The Jets enjoyed an impressive opening round of the Stanley Cup playoffs as they needed only five games to eliminate the Minnesota Wild from the best-of-seven series and are refusing to let any complacency set in.
“Obviously, it feels good. We put a lot of hard work into it, but now we’re here for the long term,” said Jets goalie Connor Hellebuyck. “We want to win a Stanley Cup and we’re going to continue to build our games until the very end.”
Next up for the Jets is a clash with a Nashville Predators team that reached last year’s Stanley Cup Final, where they lost in six games to the Pittsburgh Penguins, and returned this season to post the NHL’s best record.

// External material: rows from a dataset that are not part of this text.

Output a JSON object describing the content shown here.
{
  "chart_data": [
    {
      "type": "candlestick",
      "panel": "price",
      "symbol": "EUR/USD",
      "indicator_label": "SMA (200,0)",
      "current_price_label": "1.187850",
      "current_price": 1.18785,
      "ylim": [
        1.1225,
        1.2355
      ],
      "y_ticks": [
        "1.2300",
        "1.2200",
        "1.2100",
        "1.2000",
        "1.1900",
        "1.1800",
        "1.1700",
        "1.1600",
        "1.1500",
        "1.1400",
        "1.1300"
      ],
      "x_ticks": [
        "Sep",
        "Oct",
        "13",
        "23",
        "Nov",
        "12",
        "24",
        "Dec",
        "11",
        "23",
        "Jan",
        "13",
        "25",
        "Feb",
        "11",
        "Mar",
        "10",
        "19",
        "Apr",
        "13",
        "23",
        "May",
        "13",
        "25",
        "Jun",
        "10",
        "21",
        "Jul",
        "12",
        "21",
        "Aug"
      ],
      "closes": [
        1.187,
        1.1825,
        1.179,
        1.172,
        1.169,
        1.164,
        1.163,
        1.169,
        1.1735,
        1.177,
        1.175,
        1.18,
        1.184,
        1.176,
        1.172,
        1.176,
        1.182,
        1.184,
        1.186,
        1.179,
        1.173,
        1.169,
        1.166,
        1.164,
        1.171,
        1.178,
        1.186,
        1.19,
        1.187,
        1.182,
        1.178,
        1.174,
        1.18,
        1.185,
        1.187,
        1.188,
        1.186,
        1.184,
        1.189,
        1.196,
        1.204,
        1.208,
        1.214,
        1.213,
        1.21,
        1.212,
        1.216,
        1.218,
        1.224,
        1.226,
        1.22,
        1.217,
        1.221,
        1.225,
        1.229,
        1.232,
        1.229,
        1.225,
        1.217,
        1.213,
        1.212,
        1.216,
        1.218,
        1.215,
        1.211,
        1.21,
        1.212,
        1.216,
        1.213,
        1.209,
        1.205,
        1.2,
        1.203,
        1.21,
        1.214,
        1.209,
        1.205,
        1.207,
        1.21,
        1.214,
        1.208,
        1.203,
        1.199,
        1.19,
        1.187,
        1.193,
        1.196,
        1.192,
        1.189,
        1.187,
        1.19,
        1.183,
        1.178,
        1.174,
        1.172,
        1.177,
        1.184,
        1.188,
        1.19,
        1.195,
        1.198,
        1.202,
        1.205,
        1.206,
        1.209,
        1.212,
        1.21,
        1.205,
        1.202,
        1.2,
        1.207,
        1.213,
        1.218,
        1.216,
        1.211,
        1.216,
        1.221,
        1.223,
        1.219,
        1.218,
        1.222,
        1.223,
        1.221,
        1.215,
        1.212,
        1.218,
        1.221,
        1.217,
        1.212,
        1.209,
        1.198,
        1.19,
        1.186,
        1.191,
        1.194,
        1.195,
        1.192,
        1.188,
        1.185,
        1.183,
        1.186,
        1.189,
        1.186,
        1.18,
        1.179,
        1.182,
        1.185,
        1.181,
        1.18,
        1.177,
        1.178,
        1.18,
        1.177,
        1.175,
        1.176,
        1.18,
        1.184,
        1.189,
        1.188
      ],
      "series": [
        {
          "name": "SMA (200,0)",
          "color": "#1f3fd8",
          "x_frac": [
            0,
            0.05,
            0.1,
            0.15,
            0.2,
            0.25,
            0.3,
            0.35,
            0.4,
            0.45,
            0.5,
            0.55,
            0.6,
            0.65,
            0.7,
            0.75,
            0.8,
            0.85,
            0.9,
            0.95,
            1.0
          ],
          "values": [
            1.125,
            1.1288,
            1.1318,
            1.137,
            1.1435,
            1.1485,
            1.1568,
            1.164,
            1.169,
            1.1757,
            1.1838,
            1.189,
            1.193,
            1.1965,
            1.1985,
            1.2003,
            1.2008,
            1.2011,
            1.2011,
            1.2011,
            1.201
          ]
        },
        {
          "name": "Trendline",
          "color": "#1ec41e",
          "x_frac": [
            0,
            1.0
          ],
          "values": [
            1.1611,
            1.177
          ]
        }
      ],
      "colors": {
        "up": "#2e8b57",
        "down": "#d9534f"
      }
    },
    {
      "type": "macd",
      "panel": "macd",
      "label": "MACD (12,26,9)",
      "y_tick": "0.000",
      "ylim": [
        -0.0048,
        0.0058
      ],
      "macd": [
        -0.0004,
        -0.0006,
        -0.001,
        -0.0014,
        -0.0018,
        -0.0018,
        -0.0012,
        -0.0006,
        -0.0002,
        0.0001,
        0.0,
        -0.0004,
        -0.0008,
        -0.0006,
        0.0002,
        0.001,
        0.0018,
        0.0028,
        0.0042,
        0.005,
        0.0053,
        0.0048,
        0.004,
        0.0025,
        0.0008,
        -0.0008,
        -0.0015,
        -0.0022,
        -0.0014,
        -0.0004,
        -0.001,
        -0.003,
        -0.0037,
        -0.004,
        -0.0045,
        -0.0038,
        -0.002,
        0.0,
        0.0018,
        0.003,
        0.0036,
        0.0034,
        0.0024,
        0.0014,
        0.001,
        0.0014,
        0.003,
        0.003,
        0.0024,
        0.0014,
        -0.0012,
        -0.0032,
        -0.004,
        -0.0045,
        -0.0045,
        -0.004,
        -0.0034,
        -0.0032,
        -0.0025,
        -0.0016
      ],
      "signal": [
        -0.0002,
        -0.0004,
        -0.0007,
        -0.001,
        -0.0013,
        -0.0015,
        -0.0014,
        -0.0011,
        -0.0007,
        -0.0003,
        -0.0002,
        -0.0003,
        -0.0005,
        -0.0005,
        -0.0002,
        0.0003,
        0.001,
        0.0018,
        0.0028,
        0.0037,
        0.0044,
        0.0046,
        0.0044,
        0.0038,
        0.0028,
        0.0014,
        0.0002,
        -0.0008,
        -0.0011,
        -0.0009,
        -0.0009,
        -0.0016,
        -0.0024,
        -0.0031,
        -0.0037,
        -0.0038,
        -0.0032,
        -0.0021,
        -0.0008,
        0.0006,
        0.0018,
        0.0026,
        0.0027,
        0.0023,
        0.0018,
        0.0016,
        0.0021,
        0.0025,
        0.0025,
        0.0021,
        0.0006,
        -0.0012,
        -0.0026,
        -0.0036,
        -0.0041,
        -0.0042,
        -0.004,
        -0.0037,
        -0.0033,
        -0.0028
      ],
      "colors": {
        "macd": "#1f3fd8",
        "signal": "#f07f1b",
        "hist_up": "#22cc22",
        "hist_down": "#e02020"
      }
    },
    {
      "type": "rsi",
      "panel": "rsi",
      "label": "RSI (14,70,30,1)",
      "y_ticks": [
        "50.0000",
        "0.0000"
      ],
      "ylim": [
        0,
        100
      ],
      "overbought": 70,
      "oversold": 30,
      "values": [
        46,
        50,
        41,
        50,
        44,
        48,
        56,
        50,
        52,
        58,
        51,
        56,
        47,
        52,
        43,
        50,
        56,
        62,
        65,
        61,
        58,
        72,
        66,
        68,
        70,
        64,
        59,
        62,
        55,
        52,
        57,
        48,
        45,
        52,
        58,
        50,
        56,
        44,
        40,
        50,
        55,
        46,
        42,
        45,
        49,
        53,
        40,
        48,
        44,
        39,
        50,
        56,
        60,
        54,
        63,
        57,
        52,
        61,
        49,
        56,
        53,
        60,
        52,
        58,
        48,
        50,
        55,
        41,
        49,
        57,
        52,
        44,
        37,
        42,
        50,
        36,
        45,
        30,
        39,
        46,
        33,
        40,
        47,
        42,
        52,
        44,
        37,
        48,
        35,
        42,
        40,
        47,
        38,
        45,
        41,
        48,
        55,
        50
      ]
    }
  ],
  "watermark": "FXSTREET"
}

The Jets, who finished in second place just three points behind Nashville, practised on Sunday for the first time since eliminating Minnesota on Friday and spoke about the keys to the success they have enjoyed this season.
“Our team has been phenomenal this year. We’ve played such a good team defense,” said Hellebuyck, who capped the opening round with two consecutive shutouts.
“You can see the trust on the ice. You can see the defensemen, when they trust me to have the shot and they take the back door. And when we have that trust in each other, it makes everyone so much better at their job.”
Winnipeg’s previous playoff appearance was in 2015 when they were swept by Anaheim. The franchise had moved from Atlanta in 2011 after a 12-year stint during which their only playoff series ended in a four-game sweep in 2007.
Having already put together the best season in franchise history by a significant margin, the Jets are now hoping their size, depth, speed and goaltending will carry them even further.
They will face a stern test in a second round match-up that has the look of a conference final and could put a premium on scoring. Hellebuyck and Nashville counterpart Pekka Rinne are both finalists for the Vezina Trophy for the NHL’s best goalie.
The Predators, for their part, know exactly what they are in for when the best-of-seven series begins later this week and what they need to do to succeed.
“They’ve got size. They’ve got skill. They’ve got speed,” Nashville forward Austin Watson said after his team’s series-clinching win over Colorado on Sunday. “(We must) Get our rest and get prepared.”